In March of 2020, Ala Stanford, a board-certified pediatric surgeon, rented a van and began to drive to churches and mosques in Philadelphia, where she would set up a triage hospital, administering tests for the COVID-19 virus in their parking lots. She had been hearing from Black friends that they were having challenges getting a test. “I was getting messages saying, ‘Ala, I think I have this COVID, but I went such and such a place and they turned me away, and should I be worried?’” she remembers.

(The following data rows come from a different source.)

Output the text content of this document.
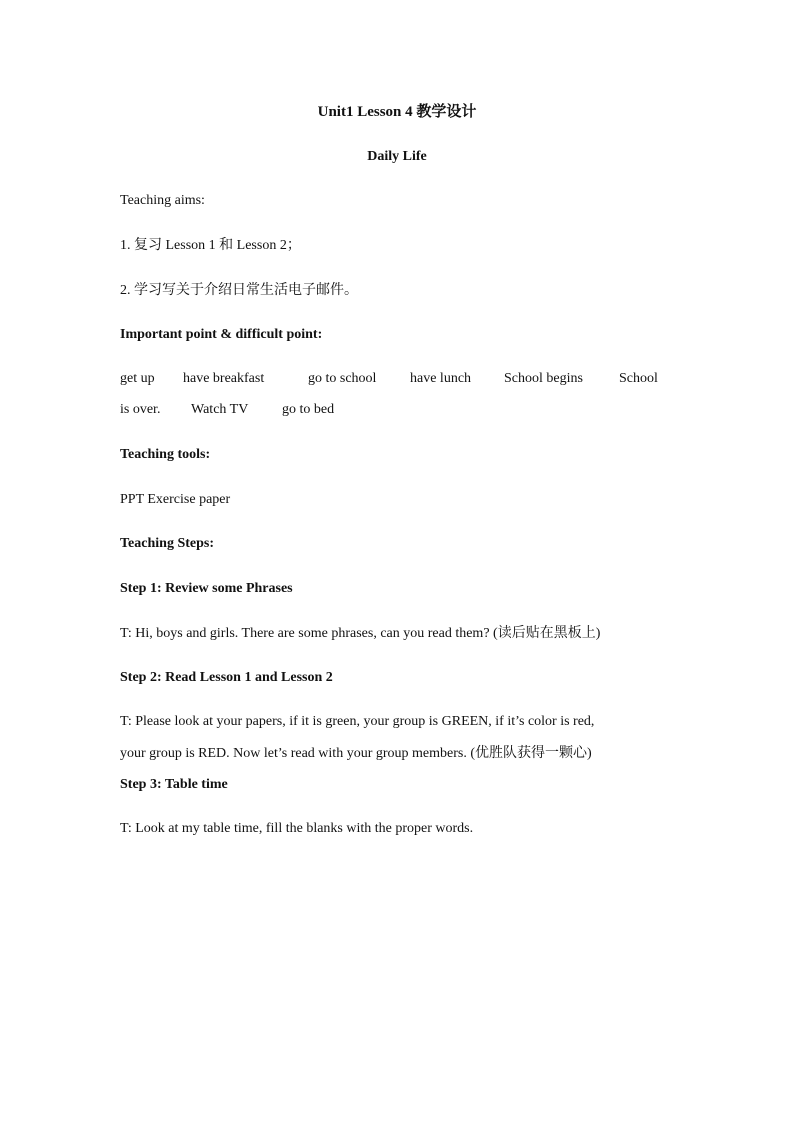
Unit1 Lesson 4 教学设计
Daily Life
Teaching aims:
1. 复习 Lesson 1 和 Lesson 2；
2. 学习写关于介绍日常生活电子邮件。
Important point & difficult point:
get up have breakfast	go to school have lunch School begins	School
is over. Watch TV go to bed
Teaching tools:
PPT Exercise paper
Teaching Steps:
Step 1: Review some Phrases
T: Hi, boys and girls. There are some phrases, can you read them? (读后贴在黑板上)
Step 2: Read Lesson 1 and Lesson 2
T: Please look at your papers, if it is green, your group is GREEN, if it’s color is red,
your group is RED. Now let’s read with your group members. (优胜队获得一颗心)
Step 3: Table time
T: Look at my table time, fill the blanks with the proper words.
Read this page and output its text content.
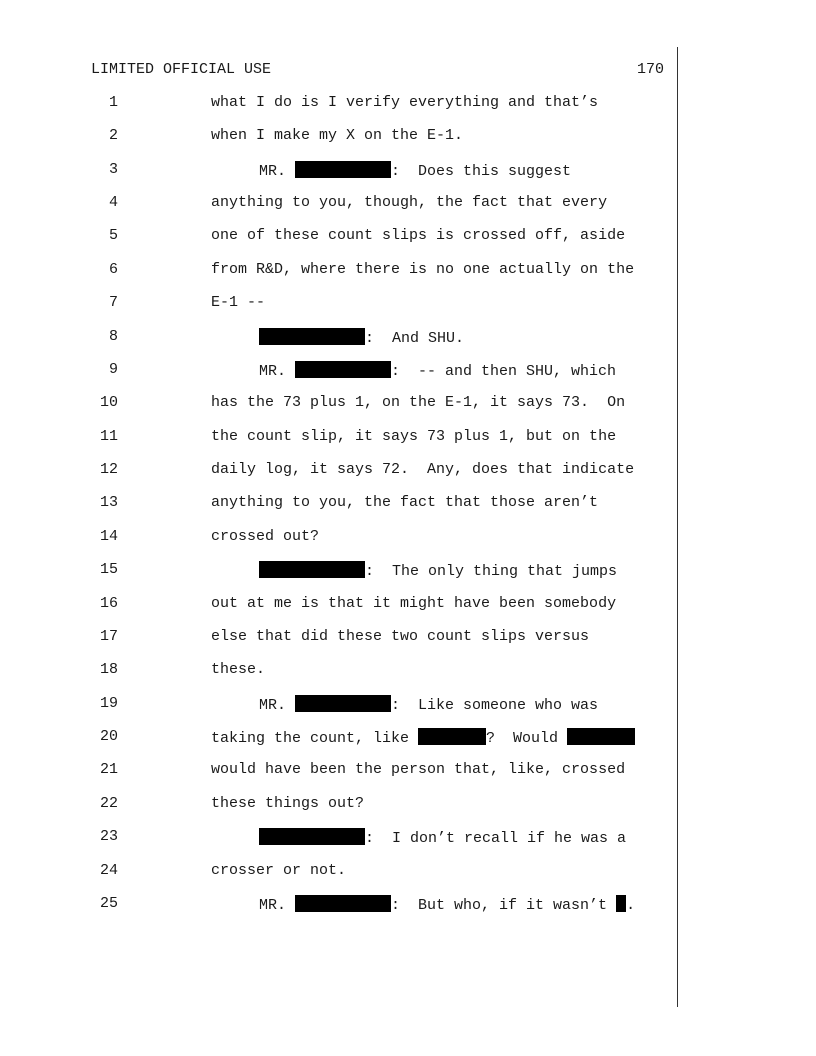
LIMITED OFFICIAL USE	170
1	what I do is I verify everything and that’s
2	when I make my X on the E-1.
3	MR.	:  Does this suggest
4	anything to you, though, the fact that every
5	one of these count slips is crossed off, aside
6	from R&D, where there is no one actually on the
7	E-1 --
8	:  And SHU.
9	MR.	:  -- and then SHU, which
10	has the 73 plus 1, on the E-1, it says 73.  On
11	the count slip, it says 73 plus 1, but on the
12	daily log, it says 72.  Any, does that indicate
13	anything to you, the fact that those aren’t
14	crossed out?
15	:  The only thing that jumps
16	out at me is that it might have been somebody
17	else that did these two count slips versus
18	these.
19	MR.	:  Like someone who was
20	taking the count, like	?  Would
21	would have been the person that, like, crossed
22	these things out?
23	:  I don’t recall if he was a
24	crosser or not.
25	MR.	:  But who, if it wasn’t .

Stanford decided that she could do more good in a van than in the OR and created the Black Doctors COVID-19 Consortium, which grew to serve thousands of people, providing tests and, eventually, vaccines. She founded the Dr. Ala Stanford Center for Health Equity in North Philadelphia, was asked by President Biden to serve as regional director of the U.S. Department of Health and Human Services, and joined Penn as a professor of practice in the Department of Biology in the School of Arts & Sciences. She holds appointments as director of Community Outreach for research activities in the Penn Institute for RNA Innovation, and as a research associate in the Annenberg School for Communication.
Stanford’s book, “Take Care of Them Like My Own: Faith, Fortitude, and a Surgeon’s Fight for Health Justice,” not only describes her work during and since the COVID outbreak, but also tells the story of how she became the person who decided to rent that van—the experiences and spirit that made her both a surgeon working within the healthcare system and an innovator who could think creatively and do a different kind of good when she saw that system failing.
Her book begins describing how she was raised in poverty and educated at public schools. “There was some joy, and there were some challenges,” she says. “The kids who read this book who live in Philly and were impoverished will definitely relate. And if you lived in Philly and you weren’t impoverished, it’s going to give you insight into what life is like in ZIP codes and communities that you don’t enter.”
Stanford herself persevered and competed to become one of a tiny number of Black women pediatric surgeons in the U.S. “It doesn’t mean that you don’t belong there,” she says. “It just may mean that you have to do some things to catch up.”
That adversity prepared Stanford for the actions she took during the early days of COVID-19.
She chose the name Black Doctors COVID-19 Consortium for the project to send a message, when literature was showing that Black Americans were dying during the pandemic at three times the rate of white Americans. “I wanted them to know that this was for them, for them to say, Okay, it’s Black doctors talking about this COVID. Let me go check it out. Because what already existed was not working.”